CEBBIP: a parser of bibliographic information in chinese electronic books

  • Authors:
  • Liangcai Gao;Zhi Tang;Xiaofan Lin

  • Affiliations:
  • Institute of Computer Science and Technology of Peking University, Beijing, China;Institute of Computer Science and Technology of Peking University, Beijing, China;Vobile Inc., Santa Clara, USA

  • Venue:
  • Proceedings of the 9th ACM/IEEE-CS joint conference on Digital libraries
  • Year:
  • 2009

Quantified Score

Hi-index 0.00

Visualization

Abstract

Bibliographic information is essential for many digital library applications, such as citation analysis, academic searching and topic discovery. And bibliographic data extraction has attracted a great deal of attention in recent years. In this paper, we address the problem of automatic extraction of bibliographic data in Chinese electronic book and propose a tool called CEBBIP* for the task, which includes three main systems: data preprocessing, data parsing and data postprocessing.
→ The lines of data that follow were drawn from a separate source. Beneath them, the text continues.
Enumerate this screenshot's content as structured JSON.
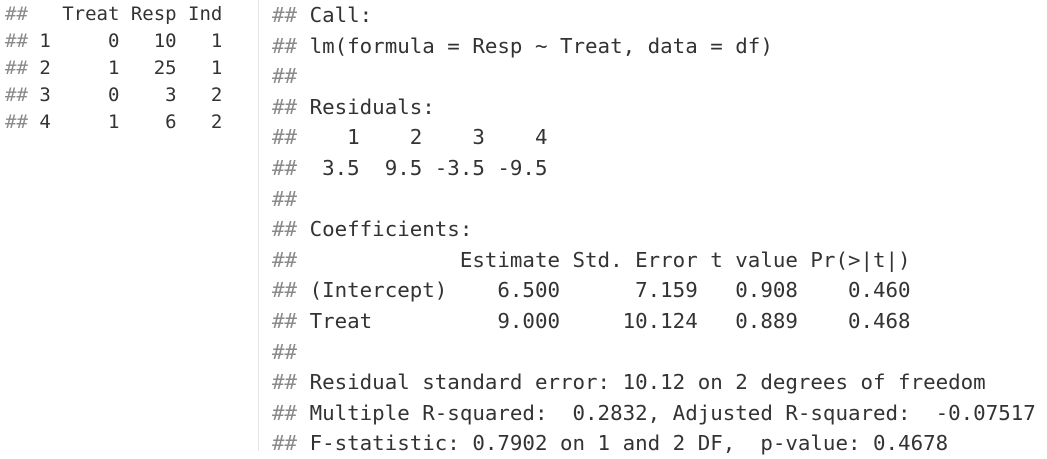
{
  "left_output": {
    "lines": [
      {
        "prefix": "##",
        "text": "   Treat Resp Ind"
      },
      {
        "prefix": "##",
        "text": " 1     0   10   1"
      },
      {
        "prefix": "##",
        "text": " 2     1   25   1"
      },
      {
        "prefix": "##",
        "text": " 3     0    3   2"
      },
      {
        "prefix": "##",
        "text": " 4     1    6   2"
      }
    ]
  },
  "right_output": {
    "lines": [
      {
        "prefix": "##",
        "text": " Call:"
      },
      {
        "prefix": "##",
        "text": " lm(formula = Resp ~ Treat, data = df)"
      },
      {
        "prefix": "##",
        "text": ""
      },
      {
        "prefix": "##",
        "text": " Residuals:"
      },
      {
        "prefix": "##",
        "text": "    1    2    3    4"
      },
      {
        "prefix": "##",
        "text": "  3.5  9.5 -3.5 -9.5"
      },
      {
        "prefix": "##",
        "text": ""
      },
      {
        "prefix": "##",
        "text": " Coefficients:"
      },
      {
        "prefix": "##",
        "text": "             Estimate Std. Error t value Pr(>|t|)"
      },
      {
        "prefix": "##",
        "text": " (Intercept)    6.500      7.159   0.908    0.460"
      },
      {
        "prefix": "##",
        "text": " Treat          9.000     10.124   0.889    0.468"
      },
      {
        "prefix": "##",
        "text": ""
      },
      {
        "prefix": "##",
        "text": " Residual standard error: 10.12 on 2 degrees of freedom"
      },
      {
        "prefix": "##",
        "text": " Multiple R-squared:  0.2832, Adjusted R-squared:  -0.07517"
      },
      {
        "prefix": "##",
        "text": " F-statistic: 0.7902 on 1 and 2 DF,  p-value: 0.4678"
      }
    ]
  }
}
In the data preprocessing system, the tool adopts a rules-based method to locate citation data in a book and to segment citation data into citation strings of individual referencing literature. And a learning-based approach, Conditional Random Fields (CRF), is employed to parse citation strings in the data parsing system. Finally, the tool takes advantage of document intrinsic local format consistency to enhance citation data segmentation and parsing through clustering techniques. CEBBIP has been used in a commercial E-book production system. Experimental results show that CEBBIP's precision rate is very high. More specially, adopting the document intrinsic local format consistency obviously improves the citation data segmenting and parsing accuracy.